[ad_1]
This audio is automatically generated. Please let us know if you have any comments.
Dive Brief:
- Esri, a digital mapping and analytics company based in Redlands, California, will pay $2.3 million in back fees and interest to settle allegations of wage discrimination filed by the U.S. Department of Labor. The agency announced on August 3.
- According to Dole, preliminary findings of a federal compliance review found that Esri systematically discriminated against 143 female software development engineers and 33 female quality assurance engineers in 2017.
- “Esri has resolved a matter with OFCCP that originated from a routine audit during the 2017 plan year,” the company said in a statement to HR Dive. “Esri has taken steps to correct internal job classifications and will move forward with the OFCCP recommendations. It is ESRI’s goal to always be fair and just and we are committed to improving our company.
Dive Insight:
Employers are prohibited from pay discrimination by a few laws: Equal pay lawAmends the Fair Labor Standards Act to prohibit employers from charging for sex-based discrimination; A The range of other lawsProhibits wage discrimination based on race, color, religion, sex, pregnancy status, gender identity, sexual orientation, national origin, age, disability, and genetic information; And Executive Order 11246Prohibits wage discrimination by federal contractors.

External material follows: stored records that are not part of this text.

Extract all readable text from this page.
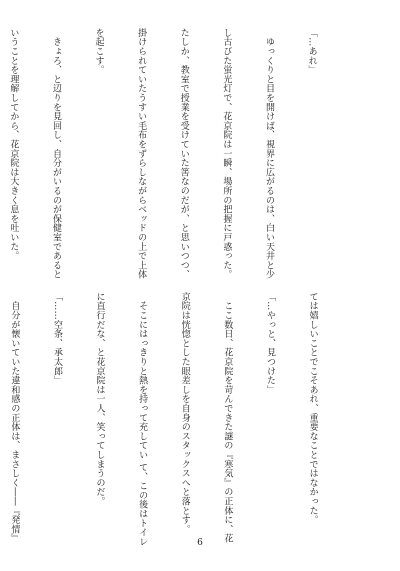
「…あれ」

　ゆっくりと目を開けば、視界に広がるのは、白い天井と少

し古びた蛍光灯で、花京院は一瞬、場所の把握に戸惑った。

たしか、教室で授業を受けていた筈なのだが、と思いつつ、

掛けられていたうすい毛布をずらしながらベッドの上で上体

を起こす。

　きょろ、と辺りを見回し、自分がいるのが保健室であると

いうことを理解してから、花京院は大きく息を吐いた。

ては嬉しいことでこそあれ、重要なことではなかった。

「…やっと、見つけた」

　ここ数日、花京院を苛んできた謎の『寒気』の正体に、花

京院は恍惚とした眼差しを自身のスタックスへと落とす。

　そこにはっきりと熱を持って充してい て、この後はトイレ

に直行だな、と花京院は一人、笑ってしまうのだ。

「……空条、承太郎」

　自分が懐いていた違和感の正体は、まさしく――『発情』

	6
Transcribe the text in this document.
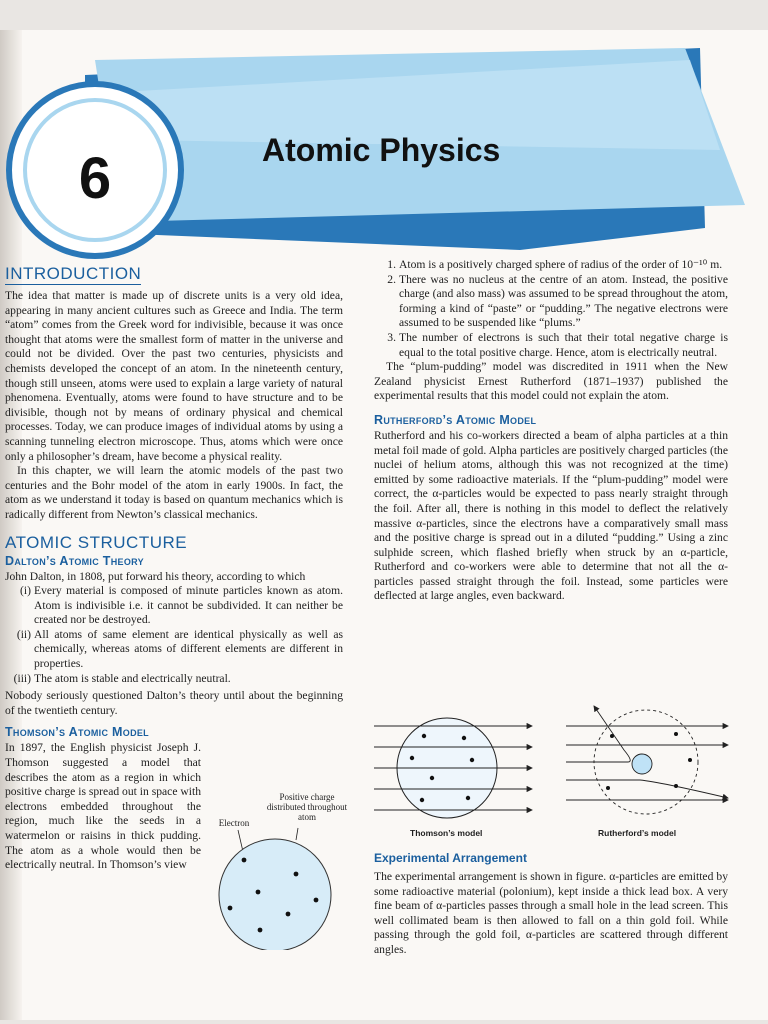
6	Atomic Physics
INTRODUCTION

The idea that matter is made up of discrete units is a very old idea, appearing in many ancient cultures such as Greece and India. The term “atom” comes from the Greek word for indivisible, because it was once thought that atoms were the smallest form of matter in the universe and could not be divided. Over the past two centuries, physicists and chemists developed the concept of an atom. In the nineteenth century, though still unseen, atoms were used to explain a large variety of natural phenomena. Eventually, atoms were found to have structure and to be divisible, though not by means of ordinary physical and chemical processes. Today, we can produce images of individual atoms by using a scanning tunneling electron microscope. Thus, atoms which were once only a philosopher’s dream, have become a physical reality.

In this chapter, we will learn the atomic models of the past two centuries and the Bohr model of the atom in early 1900s. In fact, the atom as we understand it today is based on quantum mechanics which is radically different from Newton’s classical mechanics.

ATOMIC STRUCTURE
Dalton’s Atomic Theory

John Dalton, in 1808, put forward his theory, according to which

(i) Every material is composed of minute particles known as atom. Atom is indivisible i.e. it cannot be subdivided. It can neither be created nor be destroyed.
(ii) All atoms of same element are identical physically as well as chemically, whereas atoms of different elements are different in properties.
(iii) The atom is stable and electrically neutral.

Nobody seriously questioned Dalton’s theory until about the beginning of the twentieth century.

Thomson’s Atomic Model

In 1897, the English physicist Joseph J. Thomson suggested a model that describes the atom as a region in which positive charge is spread out in space with electrons embedded throughout the region, much like the seeds in a watermelon or raisins in thick pudding. The atom as a whole would then be electrically neutral. In Thomson’s view

Positive charge distributed throughout atom
Electron
1. Atom is a positively charged sphere of radius of the order of 10⁻¹⁰ m.
2. There was no nucleus at the centre of an atom. Instead, the positive charge (and also mass) was assumed to be spread throughout the atom, forming a kind of “paste” or “pudding.” The negative electrons were assumed to be suspended like “plums.”
3. The number of electrons is such that their total negative charge is equal to the total positive charge. Hence, atom is electrically neutral.

The “plum-pudding” model was discredited in 1911 when the New Zealand physicist Ernest Rutherford (1871–1937) published the experimental results that this model could not explain the atom.

Rutherford’s Atomic Model

Rutherford and his co-workers directed a beam of alpha particles at a thin metal foil made of gold. Alpha particles are positively charged particles (the nuclei of helium atoms, although this was not recognized at the time) emitted by some radioactive materials. If the “plum-pudding” model were correct, the α-particles would be expected to pass nearly straight through the foil. After all, there is nothing in this model to deflect the relatively massive α-particles, since the electrons have a comparatively small mass and the positive charge is spread out in a diluted “pudding.” Using a zinc sulphide screen, which flashed briefly when struck by an α-particle, Rutherford and co-workers were able to determine that not all the α-particles passed straight through the foil. Instead, some particles were deflected at large angles, even backward.

Thomson’s model	Rutherford’s model
Experimental Arrangement

The experimental arrangement is shown in figure. α-particles are emitted by some radioactive material (polonium), kept inside a thick lead box. A very fine beam of α-particles passes through a small hole in the lead screen. This well collimated beam is then allowed to fall on a thin gold foil. While passing through the gold foil, α-particles are scattered through different angles.
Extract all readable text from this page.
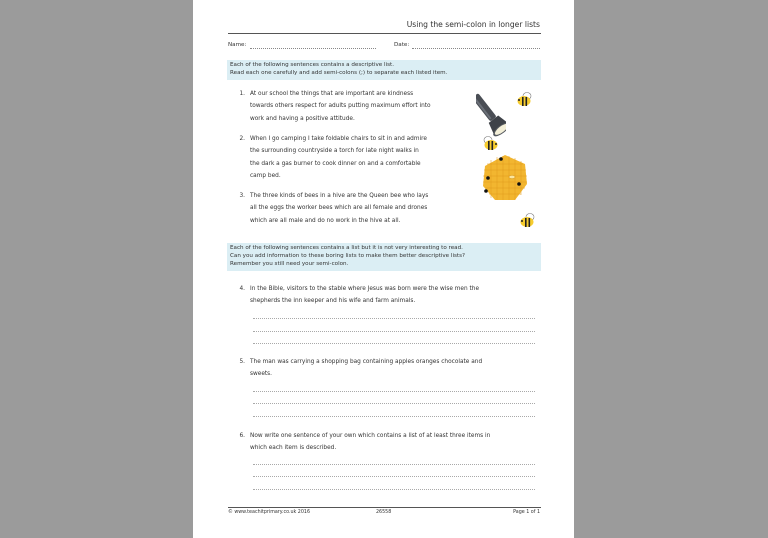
Using the semi-colon in longer lists
Name:	Date:
Each of the following sentences contains a descriptive list.
Read each one carefully and add semi-colons (;) to separate each listed item.
1. At our school the things that are important are kindness
towards others respect for adults putting maximum effort into
work and having a positive attitude.
2. When I go camping I take foldable chairs to sit in and admire
the surrounding countryside a torch for late night walks in
the dark a gas burner to cook dinner on and a comfortable
camp bed.
3. The three kinds of bees in a hive are the Queen bee who lays
all the eggs the worker bees which are all female and drones
which are all male and do no work in the hive at all.
Each of the following sentences contains a list but it is not very interesting to read.
Can you add information to these boring lists to make them better descriptive lists?
Remember you still need your semi-colon.
4. In the Bible, visitors to the stable where Jesus was born were the wise men the
shepherds the inn keeper and his wife and farm animals.
5. The man was carrying a shopping bag containing apples oranges chocolate and
sweets.
6. Now write one sentence of your own which contains a list of at least three items in
which each item is described.
© www.teachitprimary.co.uk 2016	26558	Page 1 of 1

While wage discrimination is illegal, research shows it still exists. As a 2020 survey In the workplace, tech companies paid 63% more men for the same job. Employed partially approximates this result to the expected gap: “Any candidate’s salary expectations for a job are ultimately closely tied to the salary an employer will offer them,” wrote then-CEO Mehul Patel in the introduction to the report. “Our data shows that male candidates expect to earn more and our report shows that their offers are in line with expectations.“
He said the employment gap is because women are more vulnerable. Imitation syndrome. The report gathered responses from women that they are less likely than men to talk about their success and are often unaware of a pay gap due to a lack of pay transparency.
However, women were less successful than men in taking action to address differences, the report found. Fifty-seven percent of men said they were able to negotiate a raise on their first paycheck, compared to 50% of women.
DOL put it Significant effort This year, it tackles wage and hour enforcement, unpaid overtime, misclassification and child labor, among others.
In May, the agency brought Same pay discrimination fee Although it disagreed with the findings, it settled the lawsuit against LinkedIn for $1.8 million.